INFO: Trying to restore lost connection to 10.18.xx.xx:3306
Exception in thread "blc-10.18.57.93:3306" java.lang.OutOfMemoryError: GC overhead limit exceeded
        at com.github.shyiko.mysql.binlog.io.ByteArrayInputStream.read(ByteArrayInputStream.java:103)
        at io.debezium.connector.mysql.RowDeserializers.deserializeVarString(RowDeserializers.java:264)
        at io.debezium.connector.mysql.RowDeserializers$UpdateRowsDeserializer.deserializeVarString(RowDeserializers.java:130)
        at com.github.shyiko.mysql.binlog.event.deserialization.AbstractRowsEventDataDeserializer.deserializeCell(AbstractRowsEventDataDeserializer.java:189)
        at com.github.shyiko.mysql.binlog.event.deserialization.AbstractRowsEventDataDeserializer.deserializeRow(AbstractRowsEventDataDeserializer.java:143)
        at com.github.shyiko.mysql.binlog.event.deserialization.UpdateRowsEventDataDeserializer.deserializeRows(UpdateRowsEventDataDeserializer.java:72)
        at com.github.shyiko.mysql.binlog.event.deserialization.UpdateRowsEventDataDeserializer.deserialize(UpdateRowsEventDataDeserializer.java:58)
        at com.github.shyiko.mysql.binlog.event.deserialization.UpdateRowsEventDataDeserializer.deserialize(UpdateRowsEventDataDeserializer.java:33)
        at com.github.shyiko.mysql.binlog.event.deserialization.EventDeserializer.deserializeEventData(EventDeserializer.java:303)
        at com.github.shyiko.mysql.binlog.event.deserialization.EventDeserializer.nextEvent(EventDeserializer.java:232)
        at io.debezium.connector.mysql.MySqlStreamingChangeEventSource$1.nextEvent(MySqlStreamingChangeEventSource.java:233)
        at com.github.shyiko.mysql.binlog.BinaryLogClient.listenForEventPackets(BinaryLogClient.java:945)
        at com.github.shyiko.mysql.binlog.BinaryLogClient.connect(BinaryLogClient.java:606)
        at com.github.shyiko.mysql.binlog.BinaryLogClient$7.run(BinaryLogClient.java:850)
        at java.lang.Thread.run(Thread.java:748)
Dec 15, 2021 10:03:23 PM com.github.shyiko.mysql.binlog.BinaryLogClient connect
INFO: Connected to 10.18.xx.xx:3306 at mysql-bin.007528/291710792 (sid:1570186369, cid:4814696)

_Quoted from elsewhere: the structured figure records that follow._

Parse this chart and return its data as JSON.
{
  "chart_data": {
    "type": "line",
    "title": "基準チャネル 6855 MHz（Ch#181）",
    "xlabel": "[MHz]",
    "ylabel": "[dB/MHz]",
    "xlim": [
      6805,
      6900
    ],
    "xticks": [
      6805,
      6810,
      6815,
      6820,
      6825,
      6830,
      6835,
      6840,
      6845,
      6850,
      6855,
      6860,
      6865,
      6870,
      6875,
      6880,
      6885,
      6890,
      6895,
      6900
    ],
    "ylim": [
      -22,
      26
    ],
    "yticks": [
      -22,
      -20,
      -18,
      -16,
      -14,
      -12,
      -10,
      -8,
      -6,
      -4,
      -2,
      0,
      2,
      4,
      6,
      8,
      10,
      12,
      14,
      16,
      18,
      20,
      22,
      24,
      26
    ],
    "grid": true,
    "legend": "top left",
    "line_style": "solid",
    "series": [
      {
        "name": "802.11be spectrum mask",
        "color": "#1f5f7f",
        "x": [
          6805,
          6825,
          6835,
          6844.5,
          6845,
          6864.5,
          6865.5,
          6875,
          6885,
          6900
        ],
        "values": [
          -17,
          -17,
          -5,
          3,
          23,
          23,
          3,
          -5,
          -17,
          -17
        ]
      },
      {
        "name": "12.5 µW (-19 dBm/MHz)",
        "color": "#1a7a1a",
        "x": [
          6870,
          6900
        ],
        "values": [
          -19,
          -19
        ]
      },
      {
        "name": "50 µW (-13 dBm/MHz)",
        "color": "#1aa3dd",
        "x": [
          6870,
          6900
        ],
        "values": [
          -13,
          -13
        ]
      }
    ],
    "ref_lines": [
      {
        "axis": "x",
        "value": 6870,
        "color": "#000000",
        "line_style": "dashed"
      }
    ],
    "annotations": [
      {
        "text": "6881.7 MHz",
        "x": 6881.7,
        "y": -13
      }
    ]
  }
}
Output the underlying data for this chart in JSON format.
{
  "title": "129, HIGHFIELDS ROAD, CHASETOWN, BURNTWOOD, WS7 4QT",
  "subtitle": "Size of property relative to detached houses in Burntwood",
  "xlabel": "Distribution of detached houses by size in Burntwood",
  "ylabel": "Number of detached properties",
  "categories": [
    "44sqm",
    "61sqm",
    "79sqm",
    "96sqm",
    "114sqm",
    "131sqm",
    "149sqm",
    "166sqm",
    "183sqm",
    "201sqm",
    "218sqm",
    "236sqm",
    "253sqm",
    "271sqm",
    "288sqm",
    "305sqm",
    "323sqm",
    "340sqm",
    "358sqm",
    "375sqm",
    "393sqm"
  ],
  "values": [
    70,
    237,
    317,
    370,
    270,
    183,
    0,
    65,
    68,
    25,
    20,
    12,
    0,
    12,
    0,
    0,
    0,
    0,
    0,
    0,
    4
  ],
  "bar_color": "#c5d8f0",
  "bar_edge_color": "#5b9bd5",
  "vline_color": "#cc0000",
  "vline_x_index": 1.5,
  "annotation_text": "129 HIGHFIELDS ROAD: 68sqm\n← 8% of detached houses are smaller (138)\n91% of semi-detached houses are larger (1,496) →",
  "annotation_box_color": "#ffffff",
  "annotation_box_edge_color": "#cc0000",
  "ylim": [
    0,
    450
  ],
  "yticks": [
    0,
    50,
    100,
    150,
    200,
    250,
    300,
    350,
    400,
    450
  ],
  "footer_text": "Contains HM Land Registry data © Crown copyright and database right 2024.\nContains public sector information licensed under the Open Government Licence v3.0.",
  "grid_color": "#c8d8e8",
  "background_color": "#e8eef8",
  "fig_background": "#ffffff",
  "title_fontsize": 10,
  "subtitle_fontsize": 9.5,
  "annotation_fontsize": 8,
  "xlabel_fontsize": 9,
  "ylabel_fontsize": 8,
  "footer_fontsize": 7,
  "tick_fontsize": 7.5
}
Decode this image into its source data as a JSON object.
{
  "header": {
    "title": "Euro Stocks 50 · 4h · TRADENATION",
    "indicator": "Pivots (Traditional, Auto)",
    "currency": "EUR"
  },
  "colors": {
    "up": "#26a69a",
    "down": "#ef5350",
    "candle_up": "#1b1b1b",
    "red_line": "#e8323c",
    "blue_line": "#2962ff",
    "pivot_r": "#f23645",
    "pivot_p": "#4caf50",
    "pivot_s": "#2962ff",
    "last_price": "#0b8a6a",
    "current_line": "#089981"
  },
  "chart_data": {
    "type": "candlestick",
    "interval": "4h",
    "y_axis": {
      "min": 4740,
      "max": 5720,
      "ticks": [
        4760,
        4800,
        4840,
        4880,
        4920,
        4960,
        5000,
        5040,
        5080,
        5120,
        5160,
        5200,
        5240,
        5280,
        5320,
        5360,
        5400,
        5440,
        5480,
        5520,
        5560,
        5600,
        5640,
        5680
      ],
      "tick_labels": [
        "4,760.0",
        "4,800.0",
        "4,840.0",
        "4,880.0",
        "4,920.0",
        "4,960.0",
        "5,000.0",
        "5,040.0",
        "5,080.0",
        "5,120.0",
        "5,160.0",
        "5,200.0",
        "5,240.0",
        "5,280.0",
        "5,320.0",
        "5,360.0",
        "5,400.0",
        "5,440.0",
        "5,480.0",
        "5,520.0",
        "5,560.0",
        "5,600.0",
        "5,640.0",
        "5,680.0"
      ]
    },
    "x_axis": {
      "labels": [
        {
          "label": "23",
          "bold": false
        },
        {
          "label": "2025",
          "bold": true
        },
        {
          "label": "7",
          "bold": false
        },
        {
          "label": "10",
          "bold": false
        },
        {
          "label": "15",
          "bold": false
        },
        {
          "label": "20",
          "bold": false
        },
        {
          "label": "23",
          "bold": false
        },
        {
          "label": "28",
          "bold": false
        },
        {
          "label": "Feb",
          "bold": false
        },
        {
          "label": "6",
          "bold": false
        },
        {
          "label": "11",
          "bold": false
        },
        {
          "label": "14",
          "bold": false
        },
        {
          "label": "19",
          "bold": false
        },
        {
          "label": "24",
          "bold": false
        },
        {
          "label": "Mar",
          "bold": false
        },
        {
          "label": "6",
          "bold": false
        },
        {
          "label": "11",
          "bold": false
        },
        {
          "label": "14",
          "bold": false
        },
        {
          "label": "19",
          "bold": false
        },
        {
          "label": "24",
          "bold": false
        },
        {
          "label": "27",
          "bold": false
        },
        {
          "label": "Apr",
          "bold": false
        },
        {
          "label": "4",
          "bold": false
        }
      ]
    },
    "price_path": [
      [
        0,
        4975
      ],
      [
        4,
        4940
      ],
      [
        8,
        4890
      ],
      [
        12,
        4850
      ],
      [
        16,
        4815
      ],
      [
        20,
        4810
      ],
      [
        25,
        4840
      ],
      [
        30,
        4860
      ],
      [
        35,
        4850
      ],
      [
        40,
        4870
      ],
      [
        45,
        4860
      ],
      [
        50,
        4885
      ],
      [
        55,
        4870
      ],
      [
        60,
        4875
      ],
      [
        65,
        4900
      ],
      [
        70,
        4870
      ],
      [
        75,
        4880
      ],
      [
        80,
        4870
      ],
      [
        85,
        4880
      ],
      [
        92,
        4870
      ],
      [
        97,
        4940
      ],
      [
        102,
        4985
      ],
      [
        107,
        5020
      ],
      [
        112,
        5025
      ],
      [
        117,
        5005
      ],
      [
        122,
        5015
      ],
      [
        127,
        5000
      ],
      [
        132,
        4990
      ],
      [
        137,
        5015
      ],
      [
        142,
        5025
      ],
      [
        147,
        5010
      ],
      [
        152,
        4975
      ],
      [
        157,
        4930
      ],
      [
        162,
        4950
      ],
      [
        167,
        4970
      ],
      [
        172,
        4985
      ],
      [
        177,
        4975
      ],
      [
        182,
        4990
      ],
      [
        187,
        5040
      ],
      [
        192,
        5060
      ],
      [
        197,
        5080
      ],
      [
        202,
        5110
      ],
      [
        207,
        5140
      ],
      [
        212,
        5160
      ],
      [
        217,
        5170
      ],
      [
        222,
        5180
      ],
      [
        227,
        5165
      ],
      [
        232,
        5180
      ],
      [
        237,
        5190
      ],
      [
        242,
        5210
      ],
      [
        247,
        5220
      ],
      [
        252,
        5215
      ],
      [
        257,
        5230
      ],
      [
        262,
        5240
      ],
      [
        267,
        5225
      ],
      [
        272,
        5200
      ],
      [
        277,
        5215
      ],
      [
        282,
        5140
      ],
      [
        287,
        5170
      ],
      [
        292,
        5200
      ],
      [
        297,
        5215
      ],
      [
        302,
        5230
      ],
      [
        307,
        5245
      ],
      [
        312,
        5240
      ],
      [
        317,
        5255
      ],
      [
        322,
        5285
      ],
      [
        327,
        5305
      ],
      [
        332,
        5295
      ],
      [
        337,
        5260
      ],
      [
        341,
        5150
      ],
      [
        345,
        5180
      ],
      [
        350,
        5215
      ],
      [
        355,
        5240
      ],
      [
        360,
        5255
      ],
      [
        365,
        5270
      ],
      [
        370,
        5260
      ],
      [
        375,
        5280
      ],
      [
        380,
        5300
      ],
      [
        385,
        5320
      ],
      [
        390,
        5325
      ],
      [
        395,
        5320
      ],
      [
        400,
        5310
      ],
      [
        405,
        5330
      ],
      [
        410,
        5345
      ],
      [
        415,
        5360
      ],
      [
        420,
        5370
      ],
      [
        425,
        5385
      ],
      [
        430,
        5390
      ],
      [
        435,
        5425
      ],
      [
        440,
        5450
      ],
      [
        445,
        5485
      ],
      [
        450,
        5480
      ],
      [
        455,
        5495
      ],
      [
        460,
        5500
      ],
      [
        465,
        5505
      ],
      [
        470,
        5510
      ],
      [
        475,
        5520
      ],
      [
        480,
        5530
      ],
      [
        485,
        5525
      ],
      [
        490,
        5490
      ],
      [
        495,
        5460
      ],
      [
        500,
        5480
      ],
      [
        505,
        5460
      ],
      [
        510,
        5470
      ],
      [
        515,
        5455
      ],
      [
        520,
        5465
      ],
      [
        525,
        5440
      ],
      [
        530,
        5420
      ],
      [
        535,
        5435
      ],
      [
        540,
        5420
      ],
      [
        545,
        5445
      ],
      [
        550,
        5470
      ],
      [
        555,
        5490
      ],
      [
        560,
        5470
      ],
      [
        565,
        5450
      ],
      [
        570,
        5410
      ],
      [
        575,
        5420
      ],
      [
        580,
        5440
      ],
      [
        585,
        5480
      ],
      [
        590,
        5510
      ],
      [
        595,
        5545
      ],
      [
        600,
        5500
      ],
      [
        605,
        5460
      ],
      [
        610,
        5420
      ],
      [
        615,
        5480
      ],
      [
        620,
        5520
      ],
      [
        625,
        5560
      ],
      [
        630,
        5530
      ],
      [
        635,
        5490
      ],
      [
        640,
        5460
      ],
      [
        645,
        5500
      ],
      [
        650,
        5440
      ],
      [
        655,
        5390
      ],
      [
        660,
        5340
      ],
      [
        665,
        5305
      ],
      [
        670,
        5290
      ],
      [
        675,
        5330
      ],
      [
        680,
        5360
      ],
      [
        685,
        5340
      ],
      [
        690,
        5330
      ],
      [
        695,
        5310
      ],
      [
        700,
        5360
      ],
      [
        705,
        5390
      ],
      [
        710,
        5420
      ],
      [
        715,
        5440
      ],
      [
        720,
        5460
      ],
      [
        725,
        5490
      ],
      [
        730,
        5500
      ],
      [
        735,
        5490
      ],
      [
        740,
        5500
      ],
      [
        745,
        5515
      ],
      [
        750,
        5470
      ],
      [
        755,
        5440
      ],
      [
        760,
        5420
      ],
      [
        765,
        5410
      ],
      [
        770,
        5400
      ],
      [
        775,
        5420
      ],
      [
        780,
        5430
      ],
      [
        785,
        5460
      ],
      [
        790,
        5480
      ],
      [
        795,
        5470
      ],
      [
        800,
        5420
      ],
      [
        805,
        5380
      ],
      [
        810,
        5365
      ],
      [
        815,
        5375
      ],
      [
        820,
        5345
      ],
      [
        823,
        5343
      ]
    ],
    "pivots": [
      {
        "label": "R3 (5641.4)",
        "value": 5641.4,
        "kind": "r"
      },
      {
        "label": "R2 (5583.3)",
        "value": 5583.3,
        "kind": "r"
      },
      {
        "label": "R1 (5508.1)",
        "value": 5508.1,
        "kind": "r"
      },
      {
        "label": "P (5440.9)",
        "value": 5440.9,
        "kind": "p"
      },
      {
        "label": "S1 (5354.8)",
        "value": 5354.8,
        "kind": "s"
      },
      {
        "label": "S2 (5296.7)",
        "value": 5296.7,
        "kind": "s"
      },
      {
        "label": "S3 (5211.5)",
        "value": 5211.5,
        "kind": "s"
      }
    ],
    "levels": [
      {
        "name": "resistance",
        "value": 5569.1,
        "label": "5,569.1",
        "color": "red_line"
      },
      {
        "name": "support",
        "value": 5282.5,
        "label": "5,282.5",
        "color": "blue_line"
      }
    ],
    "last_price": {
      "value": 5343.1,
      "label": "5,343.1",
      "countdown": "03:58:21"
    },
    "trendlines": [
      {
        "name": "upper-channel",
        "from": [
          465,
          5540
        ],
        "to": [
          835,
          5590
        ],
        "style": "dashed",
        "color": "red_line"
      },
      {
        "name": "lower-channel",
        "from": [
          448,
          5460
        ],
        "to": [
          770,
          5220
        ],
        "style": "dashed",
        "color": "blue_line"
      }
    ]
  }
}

BinaryLogClient.listenForEventPackets(BinaryLogClient.java:945)

// 監聽binlog event數據包的入口
private void listenForEventPackets() throws IOException {
    ............. 省略
    try {
        event = eventDeserializer.nextEvent(packetLength == MAX_PACKET_LENGTH ?
            new ByteArrayInputStream(readPacketSplitInChunks(inputStream, packetLength - 1)) :
            inputStream);
        if (event == null) {
            throw new EOFException();
        }
    } catch (Exception e) {
        ........... 省略
    }
    ................ 省略
}

BinaryLogClient.listenForEventPackets(BinaryLogClient.java:945)

> /**
>  Mysql協議規定了packet最大16M,當一個event大於16M的時候,就會分成多個packet來傳輸,
>  readPacketSplitInChunks的作用就是接受多個packet,拼成一個完成的event給后續解析
> */
> // https://dev.mysql.com/doc/internals/en/sending-more-than-16mbyte.html
> private byte[] readPacketSplitInChunks(ByteArrayInputStream inputStream, int packetLength) throws IOException {
>     byte[] result = inputStream.read(packetLength);
>     int chunkLength;
>     do {
>         chunkLength = inputStream.readInteger(3);
>         inputStream.skip(1); // 1 byte for sequence
>         result = Arrays.copyOf(result, result.length + chunkLength);
>         inputStream.fill(result, result.length - chunkLength, chunkLength);
>     } while (chunkLength == Packet.MAX_LENGTH);
>     return result;
> }

MySqlStreamingChangeEventSource$1.nextEvent(MySqlStreamingChangeEventSource.java:233)

/**
根據eventHeader來進行反序列化操作;
具體的binlog的協議可以參考:https://blog.51cto.com/u_3522866/2717255
*/
public Event nextEvent(ByteArrayInputStream inputStream) throws IOException {
    if (inputStream.peek() == -1) {
        return null;
    }
    EventHeader eventHeader = eventHeaderDeserializer.deserialize(inputStream);
    EventData eventData;
    switch (eventHeader.getEventType()) {
        case FORMAT_DESCRIPTION:
            eventData = deserializeFormatDescriptionEventData(inputStream, eventHeader);
            break;
        case TABLE_MAP:
            eventData = deserializeTableMapEventData(inputStream, eventHeader);
            break;
        default:
            EventDataDeserializer eventDataDeserializer = getEventDataDeserializer(eventHeader.getEventType());
            eventData = deserializeEventData(inputStream, eventHeader, eventDataDeserializer);
    }
    return new Event(eventHeader, eventData);
}

后續的一些方法細節,都是講怎么去反序列化這個大事務update,最后導致Flink流OOM;

結論:
看完代碼,這塊的代碼,我們可以得出以下的結論:
1、Mysql主從之間的復制(binlog),是通過TCP來傳輸的,在網絡傳輸過程,在server端會按照16M的大小來拆包;
2、Debizium在接受到packet,會有一個合並packet的過程,最終組裝成一個完成的event,給到后續的方法去反序列化。
3、通常意義上,我們理解binlog就是數據一行行的變化,這個其實並不准確,底層是按照event來處理的,並不是一行行來;這里在處理的過程中,其實是沒有保證事務的,一個事務,是可以拆分成多個event的。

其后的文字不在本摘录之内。